In this case also one should be very careful when specifying the parameters:

  • Not filling up the nodes optimally is very asocial behaviour as it will decrease the efficiency of the cluster use and lengthen the waiting time for others.

  • Requesting a number of tasks per node in combination with a number of CPUs per task that cannot be accommodated on the cluster, will lead to the job being refused by Slurm.

This option should only be used on the UAntwerp cluster if you can fill nodes completely or have a very good reason to leave some cores empty.

Minimizing distance on the network for faster communications#

The nodes in a cluster are connected with each other through a number of switches that form a hierarchical network tree (also called a topology). On the UAntwerp clusters, the topology is a variant of the tree. All nodes are connected to an edge switch and hence split up naturally in groups corresponding to the edge switch they are connected with. These edge switches are then connected through a number of top level switches so that all nodes can communicate with each other.

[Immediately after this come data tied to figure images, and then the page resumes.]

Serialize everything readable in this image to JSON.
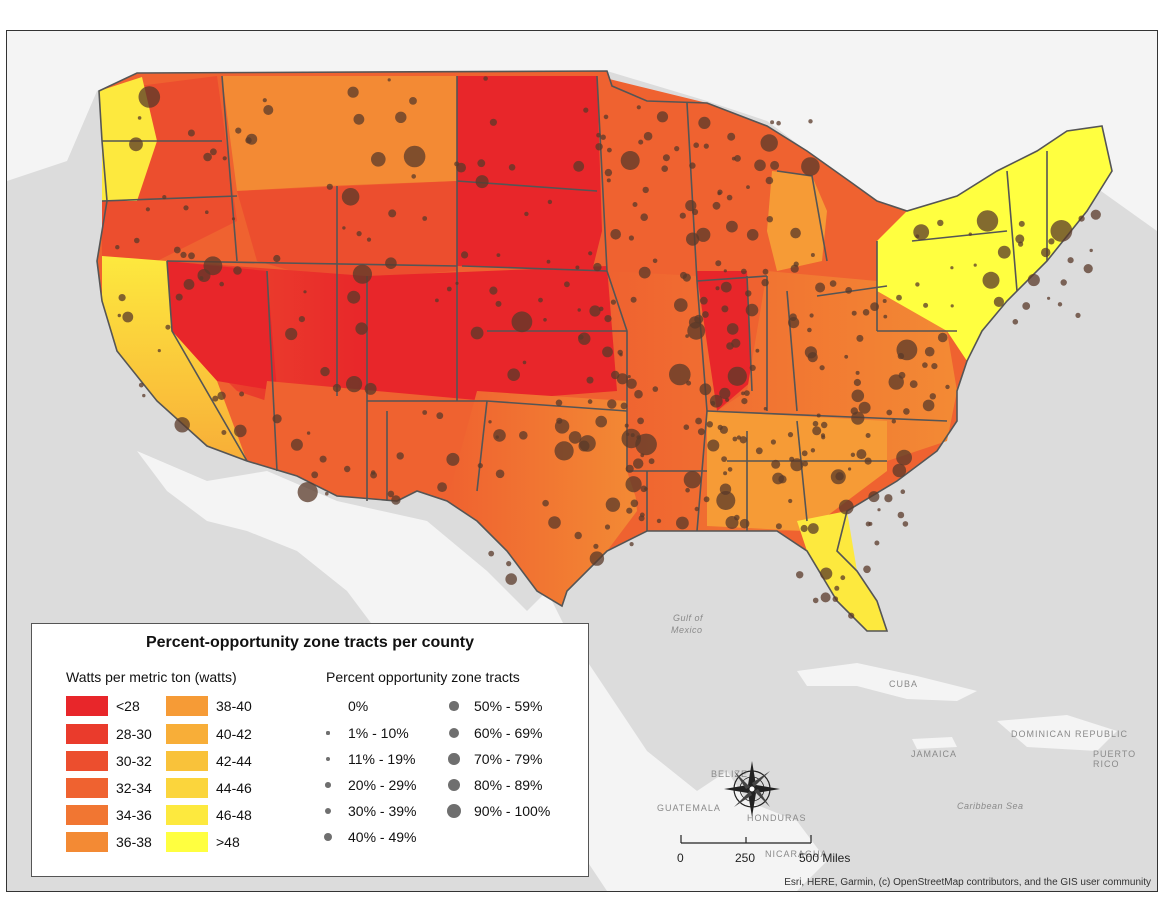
{
  "legend": {
    "title": "Percent-opportunity zone tracts per county",
    "watts_heading": "Watts per metric ton (watts)",
    "watts_classes": [
      {
        "label": "<28",
        "color": "#e8262a"
      },
      {
        "label": "28-30",
        "color": "#ea3b2c"
      },
      {
        "label": "30-32",
        "color": "#ec4e2e"
      },
      {
        "label": "32-34",
        "color": "#ef6230"
      },
      {
        "label": "34-36",
        "color": "#f17632"
      },
      {
        "label": "36-38",
        "color": "#f38a34"
      },
      {
        "label": "38-40",
        "color": "#f69b36"
      },
      {
        "label": "40-42",
        "color": "#f8ae38"
      },
      {
        "label": "42-44",
        "color": "#f9c23a"
      },
      {
        "label": "44-46",
        "color": "#fbd53c"
      },
      {
        "label": "46-48",
        "color": "#fde93e"
      },
      {
        "label": ">48",
        "color": "#ffff40"
      }
    ],
    "percent_heading": "Percent opportunity zone tracts",
    "percent_classes": [
      {
        "label": "0%",
        "size": 0
      },
      {
        "label": "1% - 10%",
        "size": 1
      },
      {
        "label": "11% - 19%",
        "size": 2
      },
      {
        "label": "20% - 29%",
        "size": 3
      },
      {
        "label": "30% - 39%",
        "size": 4
      },
      {
        "label": "40% - 49%",
        "size": 5
      },
      {
        "label": "50% - 59%",
        "size": 6
      },
      {
        "label": "60% - 69%",
        "size": 7
      },
      {
        "label": "70% - 79%",
        "size": 8
      },
      {
        "label": "80% - 89%",
        "size": 9
      },
      {
        "label": "90% - 100%",
        "size": 10
      }
    ]
  },
  "geo_labels": {
    "gulf": "Gulf of",
    "mexico": "Mexico",
    "cuba": "CUBA",
    "dominican_republic": "DOMINICAN REPUBLIC",
    "jamaica": "JAMAICA",
    "puerto_rico": "PUERTO RICO",
    "guatemala": "GUATEMALA",
    "honduras": "HONDURAS",
    "nicaragua": "NICARAGUA",
    "caribbean": "Caribbean Sea",
    "belize": "BELIZE"
  },
  "scale": {
    "ticks": [
      "0",
      "250",
      "500 Miles"
    ]
  },
  "attribution": "Esri, HERE, Garmin, (c) OpenStreetMap contributors, and the GIS user community",
  "colors": {
    "water": "#dcdcdc",
    "land": "#f4f4f4",
    "border": "#555555",
    "dot": "#5a3a2a"
  }
}
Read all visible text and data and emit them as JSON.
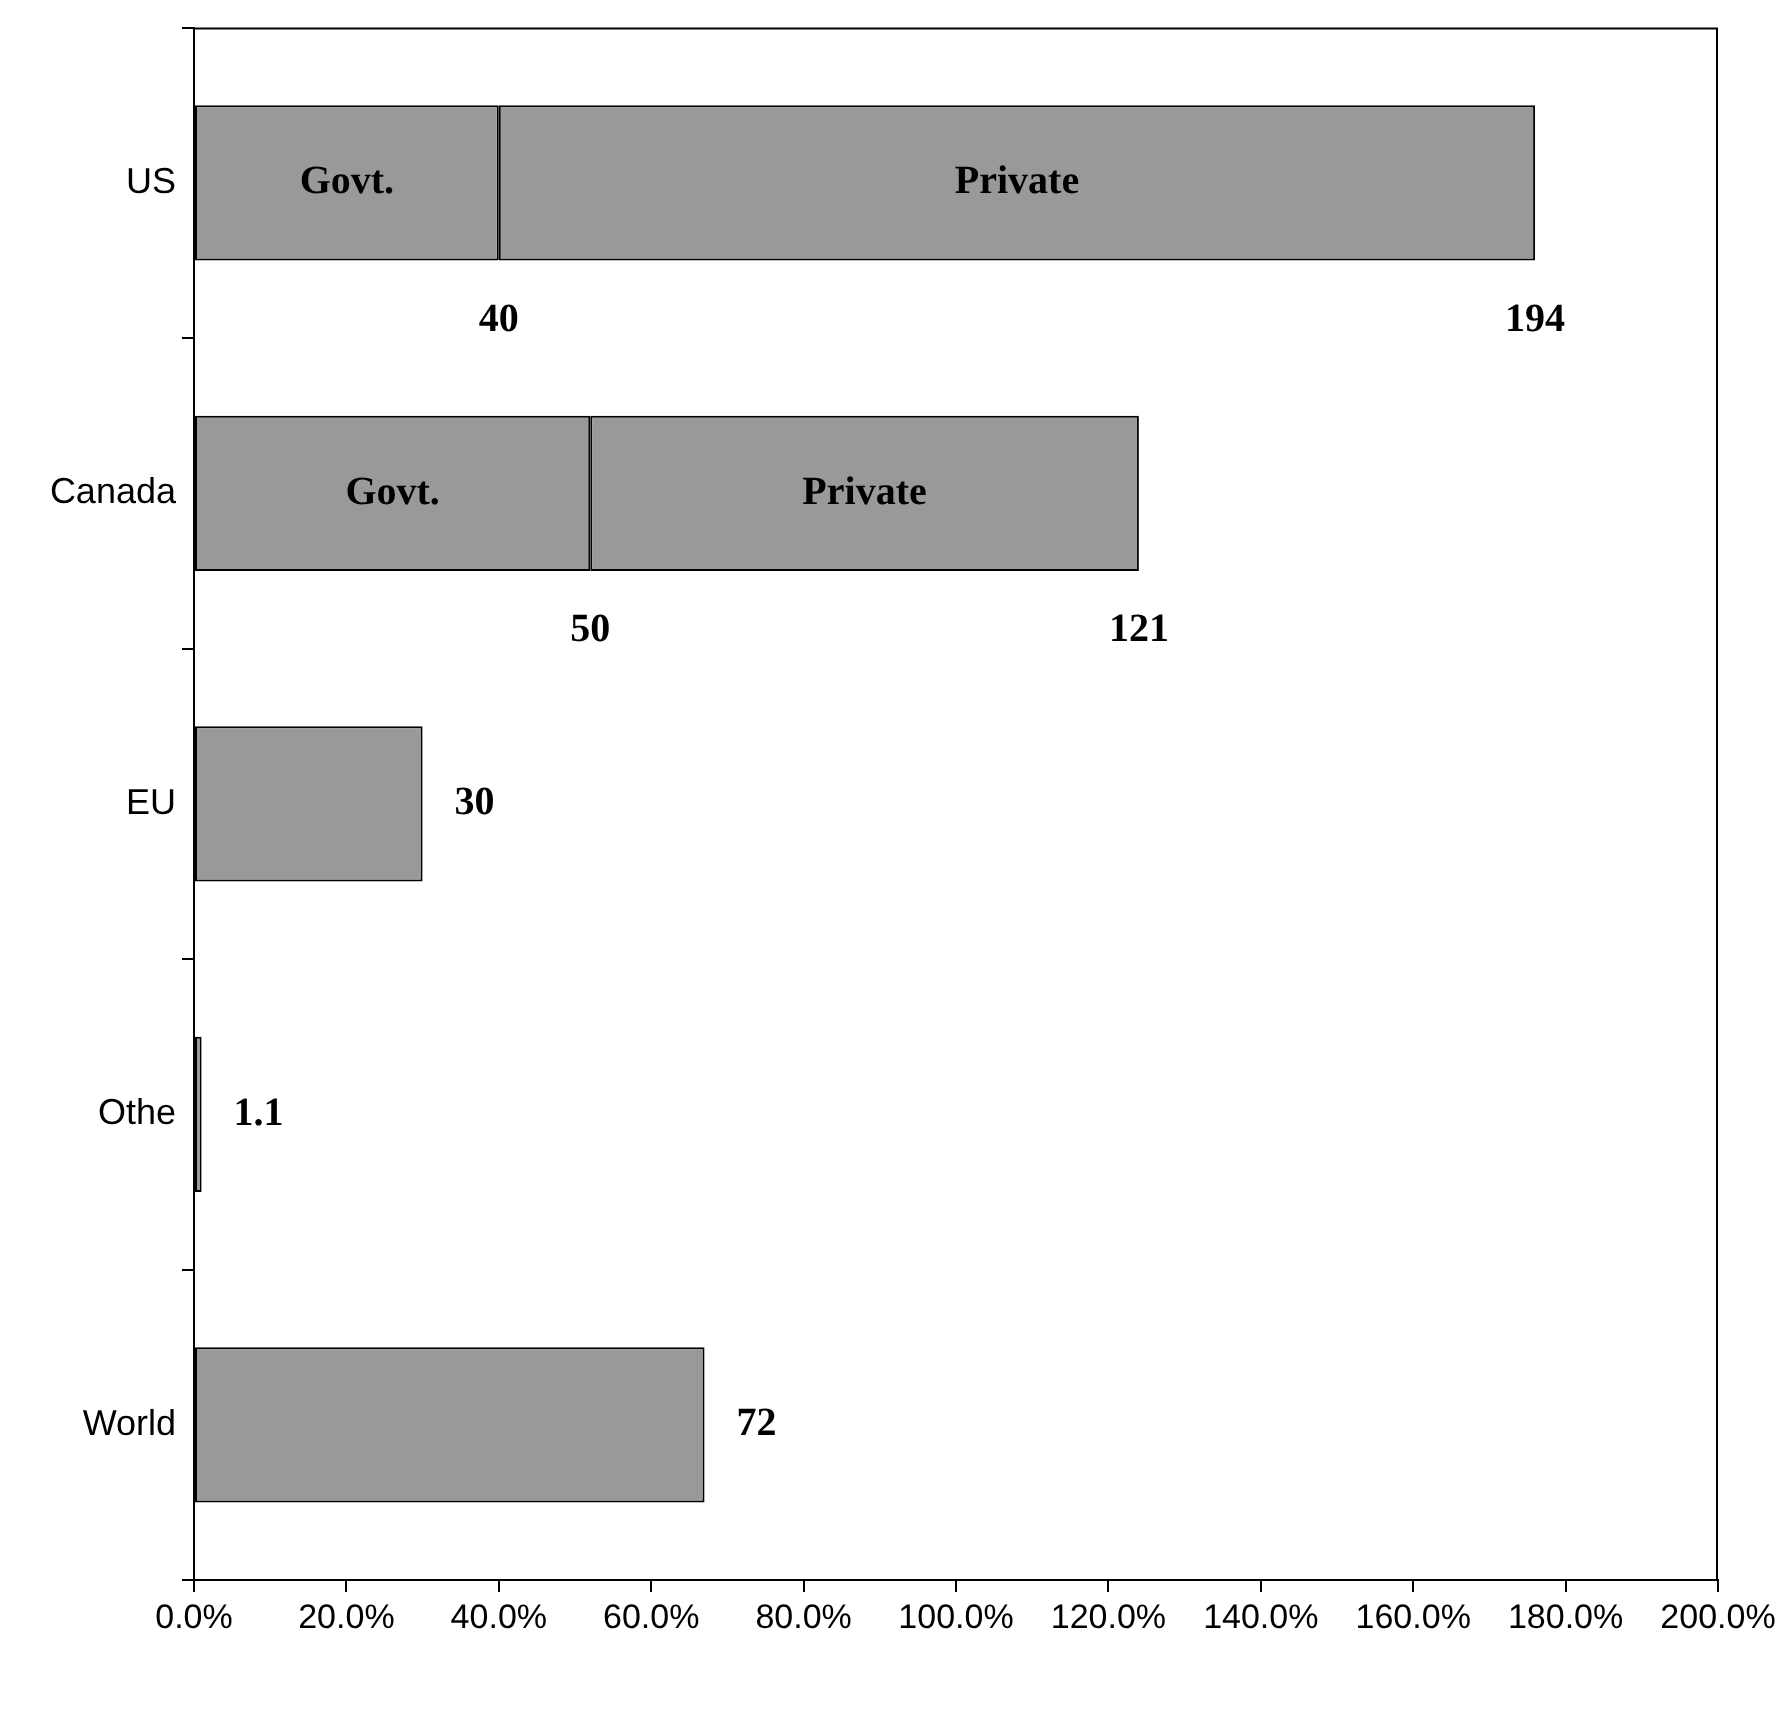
{
  "chart_data": {
    "type": "bar",
    "orientation": "horizontal",
    "stacked": true,
    "categories": [
      "US",
      "Canada",
      "EU",
      "Othe",
      "World"
    ],
    "series": [
      {
        "name": "Govt.",
        "color": "#999999",
        "values": [
          40,
          52,
          null,
          null,
          null
        ]
      },
      {
        "name": "Private",
        "color": "#999999",
        "values": [
          136,
          72,
          null,
          null,
          null
        ]
      },
      {
        "color": "#999999",
        "values": [
          null,
          null,
          30,
          1,
          67
        ]
      }
    ],
    "annotations": [
      {
        "text": "40",
        "x": 40,
        "y": "US"
      },
      {
        "text": "194",
        "x": 176,
        "y": "US"
      },
      {
        "text": "50",
        "x": 52,
        "y": "Canada"
      },
      {
        "text": "121",
        "x": 124,
        "y": "Canada"
      },
      {
        "text": "30",
        "x": 30,
        "y": "EU"
      },
      {
        "text": "1.1",
        "x": 1,
        "y": "Othe"
      },
      {
        "text": "72",
        "x": 67,
        "y": "World"
      }
    ],
    "xlim": [
      0,
      200
    ],
    "xticks": [
      {
        "value": 0,
        "label": "0.0%"
      },
      {
        "value": 20,
        "label": "20.0%"
      },
      {
        "value": 40,
        "label": "40.0%"
      },
      {
        "value": 60,
        "label": "60.0%"
      },
      {
        "value": 80,
        "label": "80.0%"
      },
      {
        "value": 100,
        "label": "100.0%"
      },
      {
        "value": 120,
        "label": "120.0%"
      },
      {
        "value": 140,
        "label": "140.0%"
      },
      {
        "value": 160,
        "label": "160.0%"
      },
      {
        "value": 180,
        "label": "180.0%"
      },
      {
        "value": 200,
        "label": "200.0%"
      }
    ],
    "grid": false
  }
}
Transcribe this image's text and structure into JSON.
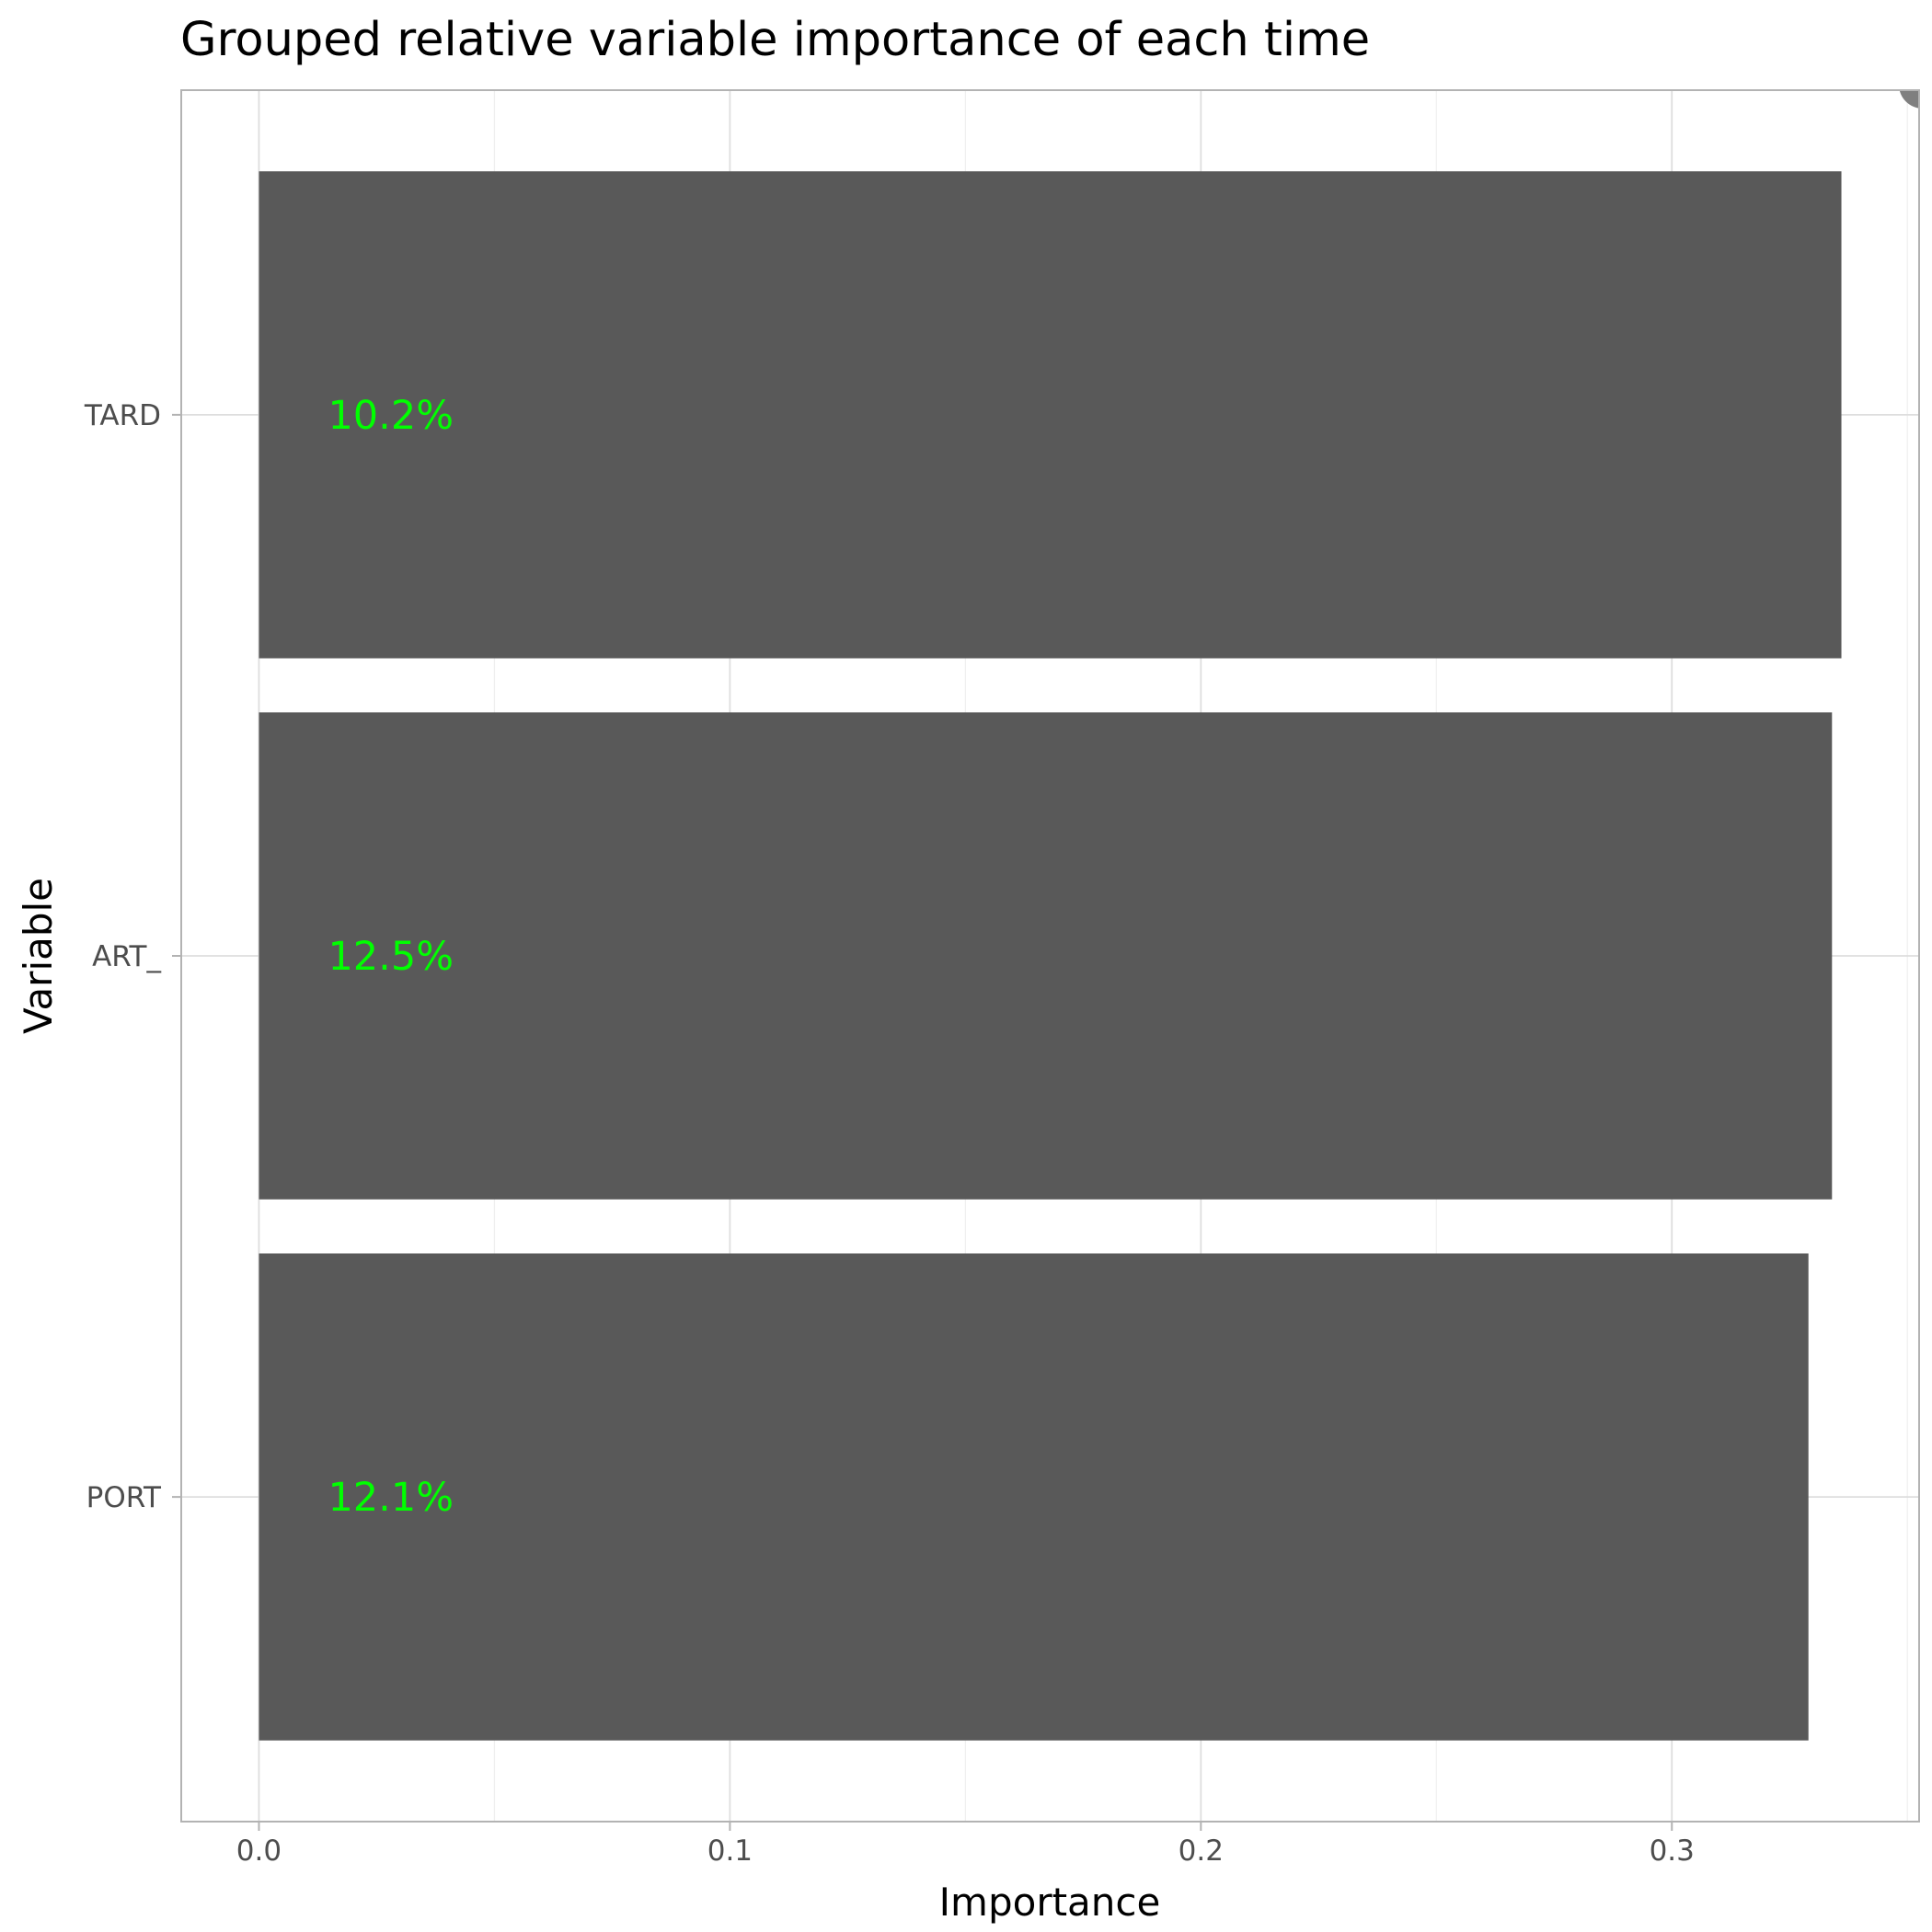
{
  "chart_data": {
    "type": "bar",
    "orientation": "horizontal",
    "title": "Grouped relative variable importance of each time",
    "xlabel": "Importance",
    "ylabel": "Variable",
    "categories": [
      "TARD",
      "ART_",
      "PORT"
    ],
    "values": [
      0.336,
      0.334,
      0.329
    ],
    "bar_labels": [
      "10.2%",
      "12.5%",
      "12.1%"
    ],
    "xlim": [
      -0.0165,
      0.3525
    ],
    "xticks": [
      0.0,
      0.1,
      0.2,
      0.3
    ],
    "xtick_labels": [
      "0.0",
      "0.1",
      "0.2",
      "0.3"
    ],
    "grid": true,
    "legend": "none",
    "colors": {
      "bar": "#595959",
      "label": "#00ff00",
      "panel_border": "#b3b3b3",
      "grid_major": "#dedede",
      "grid_minor": "#efefef",
      "tick_text": "#4d4d4d",
      "marker": "#7f7f7f"
    }
  }
}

This means that traffic between two nodes either passes through just a single switch (if the nodes are connected to the same edge switch) or through a series of three switches (edge - top - edge). Obviously, traffic that passes through multiple switches will incur a higher latency. Slurm tries to minimize network contention by identifying the lowest level switch in the hierarchy that can satisfy a job’s request and then allocates the requested resources, based on a best-fit algorithm and the currently available resources. This may result in an allocation with more than the optimum number of switches when the cluster is under a heavy load (as is usually the case on the UAntwerp clusters).

A user can request a maximum number of switches for a job using the --switches=<count> option. Usually, one would specify --switches=1 here to make sure the job runs on nodes which are all connected to the same edge switch. Note that this may increase the wait time of the job (because the scheduler has less nodes to choose from).

Optionally, a maximum time delay can be specified as well using --switches=<count>@<max-time> to tell the scheduler that it can delay the job until it either finds an allocation with the desired switch count, or to ignore the switches request when the time limit expires.

Advanced Slurm commands#

The scontrol command#

Slurm scontrol manual page on the web

The scontrol command is mostly meant for system administrators. In fact, most of the actions that scontrol can perform, cannot be performed by regular users.

One good use for regular users though is to get more information about one of your jobs:

scontrol -d show job <jobid>

will show extensive information for the job with job ID <jobid>.

Some software might require a list of hostnames:

scontrol show hostnames

in the context of a job, returns a list of (unqualified) hostnames of the allocated nodes. This can be used, e.g. with bash scripting, to generate a nodelist file in the format required by the software.

The sinfo command#

Slurm sinfo manual page on the web

The sinfo command can return a lot of information about a Slurm cluster. Understanding its output does require a good understanding of the Slurm concepts (see our basic Slurm use page).

The command

sinfo

will print a list of partitions with their availability, nodes that will be used to run jobs within that partition, number of nodes in that partition, and the state. The default partition will be marked with an asterisk behind the partition name.

The command

sinfo -N -l

will return a more node-oriented output. You’ll see node groups, the partition they belong to, and the amount of CPUs, memory (in MB), and temporary disk space available on that node group. On Vaughan the output is rather boring as all nodes are identical.

By specifying additional command line arguments it is possible to further customize the output format. See the sinfo manual page.